After that we went to see X-Men in the video room. I found it boring. (Maybe it just wasn't as much fun as the con...) There was filking in the con suite at 10 PM; it lasted until 2:45 AM, I learned the next day.
Sunday. 10 AM. I enjoyed Targete's slide show, Creature and Character Creation. Good opening slide with the title. He said that he'd always been fascinated by monsters, SF films, etc. He loved Sinbad and other Harryhausen movies, Jurassic Park, the Alien series, ...
There are four steps:
1: Background history/literary sources
3: Rough sketches
4: Create orthographics
He showed slides of habitat, texture, eyes, ... for reference. For sketches, you need anatomy, joint articulation, ...
Slides of the front, back, and sides. (Trace the front view to get a back view.) Put it on a grid. Great variety of aliens and creatures. I loved the bipedal lizard with a ponytail. Gargoyles from Hell, The Magic Net (book cover), forked teeth, Gargoo (eyes express personality). Can use photos for humans. See more details the longer you look. Some sketches are smaller (2-3 inches) than the slides. Sometimes paints from his drawings. Great book covers, also CD covers (different from the book covers). Ink sketch; used markers to color it in for rendering for client. He enjoys rendering details/accessories.

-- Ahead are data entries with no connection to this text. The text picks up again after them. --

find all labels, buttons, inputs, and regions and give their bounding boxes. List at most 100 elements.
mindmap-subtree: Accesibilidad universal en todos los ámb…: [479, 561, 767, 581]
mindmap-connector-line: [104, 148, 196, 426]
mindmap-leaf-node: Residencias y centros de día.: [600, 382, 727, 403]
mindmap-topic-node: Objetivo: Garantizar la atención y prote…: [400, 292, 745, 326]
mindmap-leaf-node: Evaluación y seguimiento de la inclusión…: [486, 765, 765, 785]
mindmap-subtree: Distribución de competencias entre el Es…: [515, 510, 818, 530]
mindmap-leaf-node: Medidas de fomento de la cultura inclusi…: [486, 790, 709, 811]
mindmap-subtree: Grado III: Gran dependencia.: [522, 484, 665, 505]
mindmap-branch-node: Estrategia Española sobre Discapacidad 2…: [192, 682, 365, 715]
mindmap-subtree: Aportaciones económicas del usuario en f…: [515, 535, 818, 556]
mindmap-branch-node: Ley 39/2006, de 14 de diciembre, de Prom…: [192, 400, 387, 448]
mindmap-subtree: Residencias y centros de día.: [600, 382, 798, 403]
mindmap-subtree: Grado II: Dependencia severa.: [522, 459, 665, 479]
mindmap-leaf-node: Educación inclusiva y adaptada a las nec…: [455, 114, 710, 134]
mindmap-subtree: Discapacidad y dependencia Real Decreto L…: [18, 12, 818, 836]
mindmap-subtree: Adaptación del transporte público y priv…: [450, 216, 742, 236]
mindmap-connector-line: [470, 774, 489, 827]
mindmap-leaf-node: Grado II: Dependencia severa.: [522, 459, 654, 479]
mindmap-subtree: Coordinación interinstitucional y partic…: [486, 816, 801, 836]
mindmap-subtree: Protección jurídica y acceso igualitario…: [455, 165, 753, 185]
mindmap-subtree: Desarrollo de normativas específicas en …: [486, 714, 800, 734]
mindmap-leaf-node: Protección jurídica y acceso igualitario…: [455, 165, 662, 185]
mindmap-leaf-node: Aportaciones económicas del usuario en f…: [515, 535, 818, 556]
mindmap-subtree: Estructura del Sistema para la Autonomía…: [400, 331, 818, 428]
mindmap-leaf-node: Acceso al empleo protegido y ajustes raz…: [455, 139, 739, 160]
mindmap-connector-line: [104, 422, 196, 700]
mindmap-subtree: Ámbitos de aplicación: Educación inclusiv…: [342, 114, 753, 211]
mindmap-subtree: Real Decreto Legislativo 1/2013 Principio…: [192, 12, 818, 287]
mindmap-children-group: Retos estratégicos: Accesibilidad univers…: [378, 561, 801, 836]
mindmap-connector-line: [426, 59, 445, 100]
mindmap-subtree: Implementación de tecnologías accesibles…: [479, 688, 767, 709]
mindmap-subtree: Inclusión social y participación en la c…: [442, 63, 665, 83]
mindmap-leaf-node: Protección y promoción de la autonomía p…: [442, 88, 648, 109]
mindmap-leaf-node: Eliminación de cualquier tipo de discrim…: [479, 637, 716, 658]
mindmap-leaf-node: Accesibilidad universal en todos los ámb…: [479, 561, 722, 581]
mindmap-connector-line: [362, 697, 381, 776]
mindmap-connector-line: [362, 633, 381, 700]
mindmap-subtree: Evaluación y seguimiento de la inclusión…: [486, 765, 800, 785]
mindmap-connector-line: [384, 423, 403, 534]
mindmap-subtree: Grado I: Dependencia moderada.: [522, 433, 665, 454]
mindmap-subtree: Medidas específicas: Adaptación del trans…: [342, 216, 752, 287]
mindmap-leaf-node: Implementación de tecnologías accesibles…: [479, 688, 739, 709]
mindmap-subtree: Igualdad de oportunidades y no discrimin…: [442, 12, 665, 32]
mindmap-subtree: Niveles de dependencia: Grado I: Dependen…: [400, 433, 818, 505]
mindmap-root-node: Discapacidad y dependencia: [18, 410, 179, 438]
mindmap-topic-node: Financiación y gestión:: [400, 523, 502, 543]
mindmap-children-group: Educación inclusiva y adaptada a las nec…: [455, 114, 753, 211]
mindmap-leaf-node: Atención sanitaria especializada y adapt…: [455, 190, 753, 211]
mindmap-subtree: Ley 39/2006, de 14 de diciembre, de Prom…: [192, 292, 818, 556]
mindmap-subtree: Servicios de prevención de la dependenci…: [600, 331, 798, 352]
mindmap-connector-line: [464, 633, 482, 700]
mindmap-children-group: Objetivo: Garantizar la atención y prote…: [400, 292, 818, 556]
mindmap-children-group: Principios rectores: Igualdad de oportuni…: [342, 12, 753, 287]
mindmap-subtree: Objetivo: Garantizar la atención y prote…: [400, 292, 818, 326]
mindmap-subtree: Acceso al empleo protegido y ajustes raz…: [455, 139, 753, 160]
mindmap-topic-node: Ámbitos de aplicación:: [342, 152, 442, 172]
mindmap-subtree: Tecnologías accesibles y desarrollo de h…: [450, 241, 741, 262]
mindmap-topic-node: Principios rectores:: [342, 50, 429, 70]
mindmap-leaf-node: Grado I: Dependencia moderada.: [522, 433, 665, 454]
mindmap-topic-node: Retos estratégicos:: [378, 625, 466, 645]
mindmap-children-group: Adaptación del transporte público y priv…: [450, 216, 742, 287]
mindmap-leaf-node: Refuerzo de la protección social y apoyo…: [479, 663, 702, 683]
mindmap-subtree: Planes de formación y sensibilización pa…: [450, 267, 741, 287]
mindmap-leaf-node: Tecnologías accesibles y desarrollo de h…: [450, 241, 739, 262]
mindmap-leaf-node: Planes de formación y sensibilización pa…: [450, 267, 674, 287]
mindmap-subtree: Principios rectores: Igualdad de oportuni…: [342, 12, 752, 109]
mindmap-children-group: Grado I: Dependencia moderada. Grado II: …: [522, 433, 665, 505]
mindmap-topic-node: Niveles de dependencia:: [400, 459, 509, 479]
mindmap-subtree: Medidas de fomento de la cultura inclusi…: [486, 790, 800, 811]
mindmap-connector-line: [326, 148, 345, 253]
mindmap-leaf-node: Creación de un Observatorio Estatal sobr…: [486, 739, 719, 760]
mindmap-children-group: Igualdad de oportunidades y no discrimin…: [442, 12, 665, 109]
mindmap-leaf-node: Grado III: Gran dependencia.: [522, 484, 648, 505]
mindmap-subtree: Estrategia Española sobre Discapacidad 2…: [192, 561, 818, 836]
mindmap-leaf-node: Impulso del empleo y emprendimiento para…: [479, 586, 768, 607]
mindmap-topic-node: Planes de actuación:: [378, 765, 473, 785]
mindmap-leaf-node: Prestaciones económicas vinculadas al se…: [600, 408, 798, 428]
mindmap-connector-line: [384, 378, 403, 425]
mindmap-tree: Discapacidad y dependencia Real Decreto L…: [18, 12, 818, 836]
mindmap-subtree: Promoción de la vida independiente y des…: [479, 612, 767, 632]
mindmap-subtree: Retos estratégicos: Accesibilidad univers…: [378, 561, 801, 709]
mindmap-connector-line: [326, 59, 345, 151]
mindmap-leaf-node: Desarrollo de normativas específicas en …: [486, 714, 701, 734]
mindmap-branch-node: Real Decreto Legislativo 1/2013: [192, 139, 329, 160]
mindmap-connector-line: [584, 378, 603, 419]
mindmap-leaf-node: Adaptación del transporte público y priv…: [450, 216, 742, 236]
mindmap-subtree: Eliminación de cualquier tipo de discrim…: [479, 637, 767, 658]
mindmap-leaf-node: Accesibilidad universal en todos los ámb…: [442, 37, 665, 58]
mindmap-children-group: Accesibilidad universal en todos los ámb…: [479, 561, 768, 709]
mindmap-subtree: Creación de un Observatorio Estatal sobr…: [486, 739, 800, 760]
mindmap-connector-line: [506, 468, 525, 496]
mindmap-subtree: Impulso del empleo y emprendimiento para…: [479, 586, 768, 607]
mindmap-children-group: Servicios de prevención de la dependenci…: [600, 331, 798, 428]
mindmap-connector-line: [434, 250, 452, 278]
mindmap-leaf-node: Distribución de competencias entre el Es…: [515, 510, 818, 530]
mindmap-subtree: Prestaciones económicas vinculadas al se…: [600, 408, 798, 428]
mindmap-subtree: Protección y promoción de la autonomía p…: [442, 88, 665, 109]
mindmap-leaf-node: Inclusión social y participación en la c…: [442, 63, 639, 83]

Then he showed slides from a film strip which is a current project he's doing on his own. (This is an exclusive showing.) It takes a few weeks to render a small detailed drawing. (I loved the boots and the little critter in the close-up.) The villain has great weaponry!
The slide show wasn't a whole hour, so I browsed the dealers room, went to my room, etc. until 11. Then I went to the Character Sabatoge panel. The panelists were Evans, Haldeman, Delaplace, Goingback, and McDevitt. The moderator was Spelman. I took pages of great writing notes! (Too long for this report.)
There were a lot more things happening, including the art auction, but while in the con suite, I noticed a smoky haze out the window, and then I learned that some roads were closed, including I4, and they were listed on the bulletin board (there were maps too) on the second floor main con area (hallway). So we checked out, loaded the car, and checked the info on the boards. We had just decided what detour to take (eek!), when a guy came and told us that he'd just heard on TV that the roads were open. We left, and the smoke wasn't bad. (I was truly grateful that we didn't have to take the long way home.) There was gridlock in the eastbound lanes, but we got home with no delays. I learned that a number of people left early because of the smoke, but the art auction was well attended. And there were other panels and a Science Fictionary game. Saturday night they had a casino with a cash bar to help raise money for the Andre Norton Scholarship Fund; and members of USS Guardian were on hand during the con to accept donations of canned food for The Mustard Seed, an independent local organization which helps poor and homeless people. The closing ceremonies were at 4:30 PM.